“In order to solve the human progress issues—delivery of health care, delivery of education, infrastructure, climate change—there’s no doubt in my mind, we need economic growth,” said economist and author Dambisa Moyo at the opening of the second day of the of the Health+Wealth of America conference Wednesday. In a gripping conversation with Techonomy editor-in-chief David Kirkpatrick, Moyo, known for her clear, outspoken views on big and challenging topics, was eager to emphasize that our current economic situation requires context.
She notes that global forecasts for growth were already trending significantly lower pre-pandemic, so the global economy was already in a precarious situation before 2020. In addition to slowing growth rates and rising debt, “there’s been a confluence of economic factors dragging down prospects for growth—from climate change, to the risk of technology creating a jobless underclass, demographic shifts, both in terms of quality and quantity of the workforce,” Moyo explained. “And, of course, inequality.”
The pandemic accelerated breakdowns in global cooperation and a move toward deglobalization, she said, which is a major threat to the world’s economy. Having been born and raised in Zambia, Moyo sees everything through the lens of the need to bring up the entire world in order to avoid any part of the world, including the U.S. going into deeper crisis. She also said that if the U.S. is to retain its influence globally, and the liberal democratic and market-based capitalist model it espouses, it has to address its own problems better. Already many around the world, she said, will lean further towards admiration and emulation of the Chinese model.
“There’s obviously going to be some rethinking of globalization,” said Joseph Stiglitz, economics professor at Columbia University and Nobel Laureate, later that day. In conversation with Clarim’s chief content officer James Ledbetter, Stiglitz explained how today’s balkanization actually began, to a large extent, after the Great Recession of 2008. Some of it has to do with the natural evolution of moving from a manufacturing to a service sector economy.
“I think both the pandemic and climate change has made it clear we have to cooperate–you know, we share a planet,” Stiglitz said. “The greenhouse gas molecules don’t carry passports, don’t obey visas. It’s the same thing with the virus. These are things we have to deal with collectively—the same for dealing with the oceans and so forth.”
Not unlike Moyo, he cautioned against dismissing China. In reference to President Joe Biden’s work with it on climate change, he explained, “I sometimes give an analogy: If you were on the Titanic and it was going down, and you’re on a lifeboat, there may be some people in that lifeboat who you really don’t like. But you still are going to row together for safety. So, we are at risk. It’s really important for us to work together on those areas.”
Other themes that emerged during the discussions: the urgent need for resiliency, cooperation, innovation, and connection. Jonathan Bush, executive chairman of healthcare disruptor Firefly Health, spoke about how digital transformation is connecting patients to accessible, market-based health care solutions.

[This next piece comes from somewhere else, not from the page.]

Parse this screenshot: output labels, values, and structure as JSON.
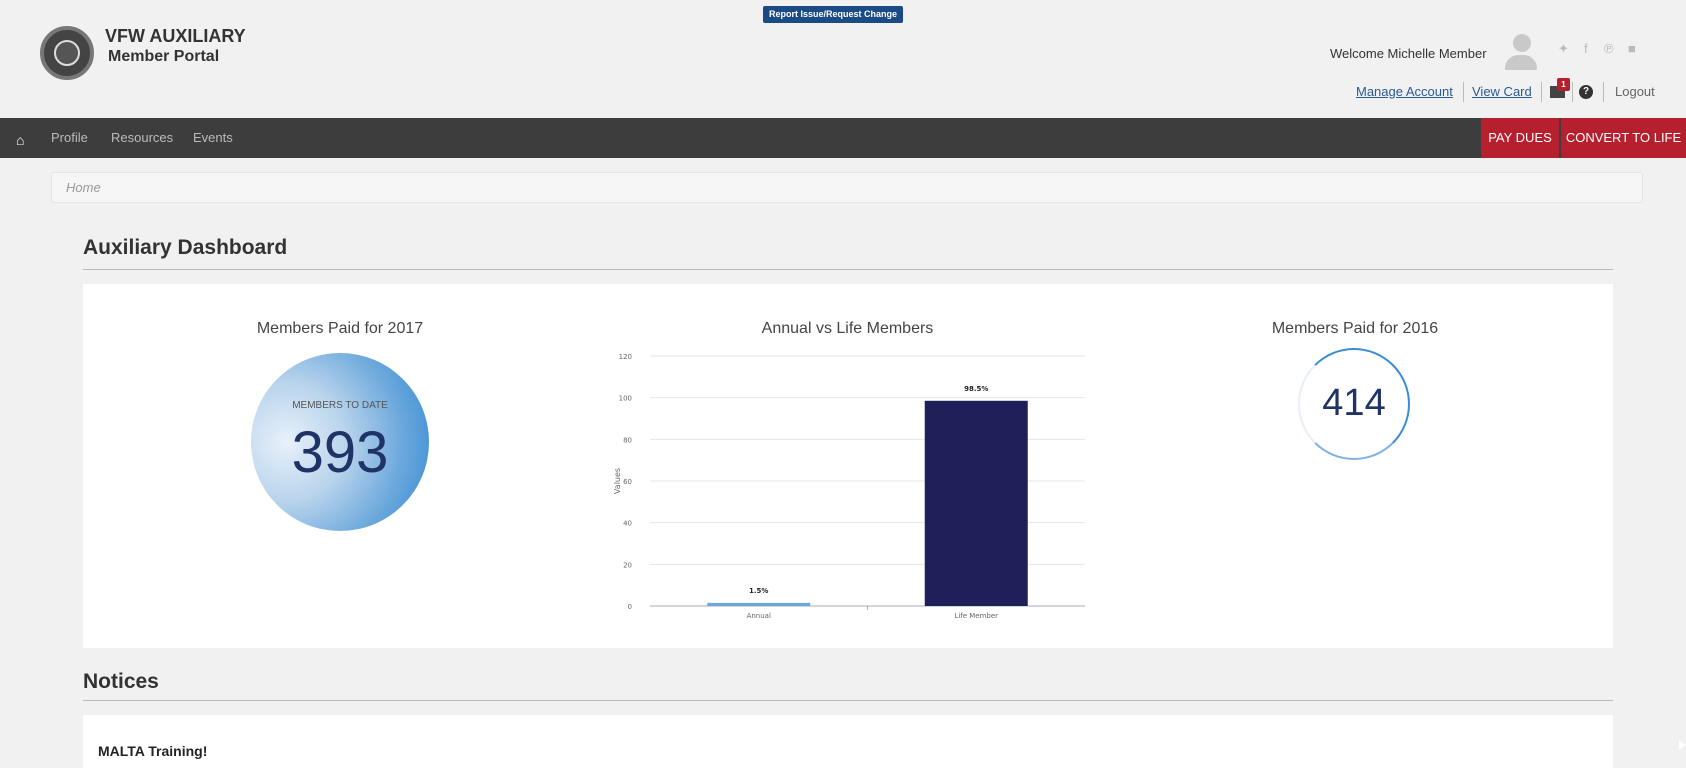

His company serves as both insurer and provider, reducing costs even as it offers patients far more access to doctors and support. Daisy Dowling, author of WORKPARENT: The Complete Guide to Succeeding on the Job, Staying True to Yourself, and Raising Happy Kids, discussed the pandemic resilience of working parents and how businesses have to be more cooperative and flexible with employees in a post-pandemic future. Ruth Yomboutian, Head of VSP Global Innovation Center, was joined by two experts to discuss using advancements in the complex world of vision as a tool for personal performance and health at a greater scale. Among other projects aimed at sustainability, productivity, and new materials, the VSP Global Innovation Center is focused on using tech to create more personalized patient experiences. And Eric Braverman, chief executive of Schmidt Futures, explained how the nonprofit is connecting with and cultivating talent from across the globe and generations. Among other things, it is identifying 100 15-17 year-olds globally who it will help send to college and commit to ongoing support over their lives, in hopes they will contribute to solving major global problems.
In a session on mental health co-moderated by 1-800-Flowers.com’s Jim McCann, Dr. George Everly, professor at Johns Hopkins Center for Humanitarian Health, brilliantly summed up my biggest takeaway from the conference so far: “We find the single best predictor of human resilience is connection to others. Intuitively, we know we want connection; the human brain is wired to know that we want connections. Then, we have a higher portion of our brain that calls all of this into question. COVID represents an opportunity to get past some of that doubt.”
As Stiglitz explained, there’s hesitancy to address some of the world’s most pressing societal issues, such as climate change and racism when the economy remains weak. But, he said, the cost of inaction is far greater than doing something. Sometimes, we just need to start by connecting.